A Guerra dos Palmares (1955), obra de Manuel Vítor, reprodução. Quilombos foram estratégias de sobrevivência e luta por liberdade do povo negro escravizado no Brasil muito antes da Lei Áurea
Ao longo dos três séculos de violência extrema e trabalho forçado, negros e negras escravizados foram incansáveis na busca por liberdade no Brasil. Muito antes de a Princesa Isabel (1846 – 1921) assinar a Lei Áurea, no dia 13 de maio de 1988, movimentos no país inteiro, de maior ou menor monta, alguns nem mencionados pela história, fizeram resistência. Essa é uma das razões pelas quais o protagonismo centralizado na data 13 de maio, fundamentado em torno de um gesto da realeza de abolir a escravidão, é contestado. Para além da suposta benevolência do Estado, estava a pressão comercial internacional e o incontestável e já não mais passível de silêncio levante abolicionista.
— Podemos lembrar as Revolta dos Malês (1835), na Bahia, do tanto de quilombos que foram consolidados no país, numa demonstração bastante documentada, inclusive em Santa Catarina, do quanto os negros resistiram contra o modelo de escravidão. Diante desse ocultamento do protagonismo do negro para se chegar à abolição é que essa data deixou de ser celebrada — explica Jeruse Romão, pedagoga, mestre em educação e militante do movimento negro em Santa Catarina.
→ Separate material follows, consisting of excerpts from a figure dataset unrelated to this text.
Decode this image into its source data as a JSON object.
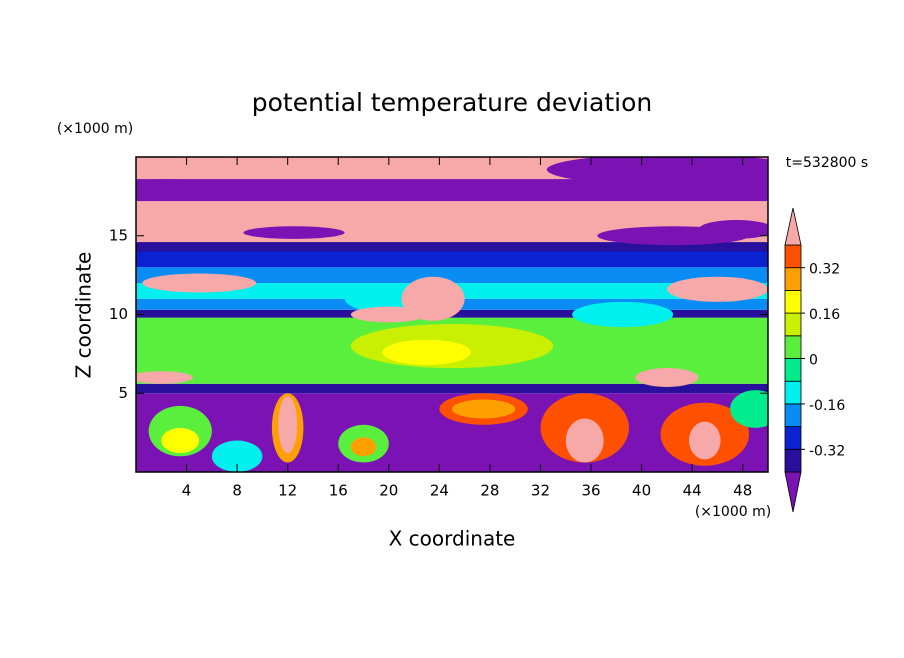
{
  "chart_data": {
    "type": "contour",
    "title": "potential temperature deviation",
    "x_label": "X coordinate",
    "y_label": "Z coordinate",
    "x_unit": "(×1000 m)",
    "y_unit": "(×1000 m)",
    "time_label": "t=532800 s",
    "xlim": [
      0,
      50
    ],
    "xticks": [
      4,
      8,
      12,
      16,
      20,
      24,
      28,
      32,
      36,
      40,
      44,
      48
    ],
    "ylim": [
      0,
      20
    ],
    "yticks": [
      5,
      10,
      15
    ],
    "colorbar": {
      "levels": [
        -0.4,
        -0.32,
        -0.24,
        -0.16,
        -0.08,
        0,
        0.08,
        0.16,
        0.24,
        0.32,
        0.4
      ],
      "colors": [
        "#7a12b4",
        "#28109c",
        "#0a22d2",
        "#0a8cf5",
        "#00f0f0",
        "#00ec8c",
        "#5aef3c",
        "#c8f000",
        "#ffff00",
        "#ffa000",
        "#ff5000",
        "#f7a8a8"
      ],
      "ticks": [
        -0.32,
        -0.16,
        0,
        0.16,
        0.32
      ]
    }
  }
}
Até os anos 1970, o Dia da Abolição era amplamente comemorado por órgãos oficiais. Nos jornais de época, eram inclusive comuns imagens de mãos — sem corpos — rompendo correntes, ou de mulheres negras amamentando crianças brancas, na tradicional figura da mãe preta.
— Lembro dos tempos de escola, quando o 13 de maio era tido como o dia da “libertação dos escravos”. Não era uma data, era uma vergonha. Era o dia dos escravos. Só que nunca fomos escravos, fomos escravizados. É preciso dizer que o que aconteceu com a assinatura da Lei Áurea foi mais gesto de racismo. A gente sabe que não houve o processo de liberdade. As tratativas comerciais internacionais indicavam um novo modelo de produção para o Brasil, ou seja, para seguir com parceiros comerciais, o país não poderia ter pessoas negras escravizadas. Eles se livraram da negrada e a jogaram ao limbo. Que liberdade é essa? Quando não tem casa, trabalho, comida, terra? Vai para onde? Para onde? Muitos ficaram onde estavam — questiona Vanda Pinedo, 61 anos, professora, militante do Movimento Negro Unificado contra a Discriminação Racial (MNUCDR) e integrante do Fórum das Religiões de Matriz Africanas da Grande Florianópolis.
Consciência Negra e Combate ao Racismo
Atualmente, o 13 de maio é celebrado como o Dia Nacional de Denúncia Contra o Racismo. É uma data para questionar a liberdade, por isso foi ressginficada. Vale dizer que os 300 anos de escravidão no Brasil resultaram em 4,9 milhões de africanos traficados. Mais de 600 mil morreram no caminho. Mesmo passados 132 anos da Lei Áurea, a população negra é a principal vítima de homicídio. Embora represente a maior parte da população — 56,1% das pessoas se declaram negras, conforme a Pesquisa Nacional por Amostra de Domicílios (Pnad) Contínua do IBGE —, pretos e pardos ganham muito menos que os brancos: o rendimento médio domiciliar per capita era de R$ 934 em 2018. No mesmo ano, brancos ganhavam, em média, R$ 1.846.
A partir do surgimento do Movimento Negro Unificado (MNU), organização pioneira na luta do Povo Negro no Brasil fundada em 1978, se propôs uma nova data, o Dia Nacional da Consciência Negra, em 20 de novembro.
— Um grupo de jovens no Rio Grande do Sul, liderado pelo poeta, professor e pesquisador Oliveira Silveira, criou essa data em torno daquilo que se tem como o dia do falecimento, do tombamento, do líder do Quilombo dos Palmares, Zumbi dos Palmares, que teria ocorrido em 20 de novembro de 1695 — afirma Jeruse Romão.
A data foi instituída em âmbito nacional pela lei 12.519, de 10 de novembro de 2011, e é considerada feriado em mais de mil cidades.
— Quando foi sancionada a lei 10.639, de 2003, sobre a obrigatoriedade do ensino de história e cultura afro-brasileira nas escolas, também estabeleceu a obrigatoriedade de se falar sobre o 20 de novembro e não sobre o 13 de maio. Contudo, a data existe historicamente e não pode ser apagada — diz a educadora.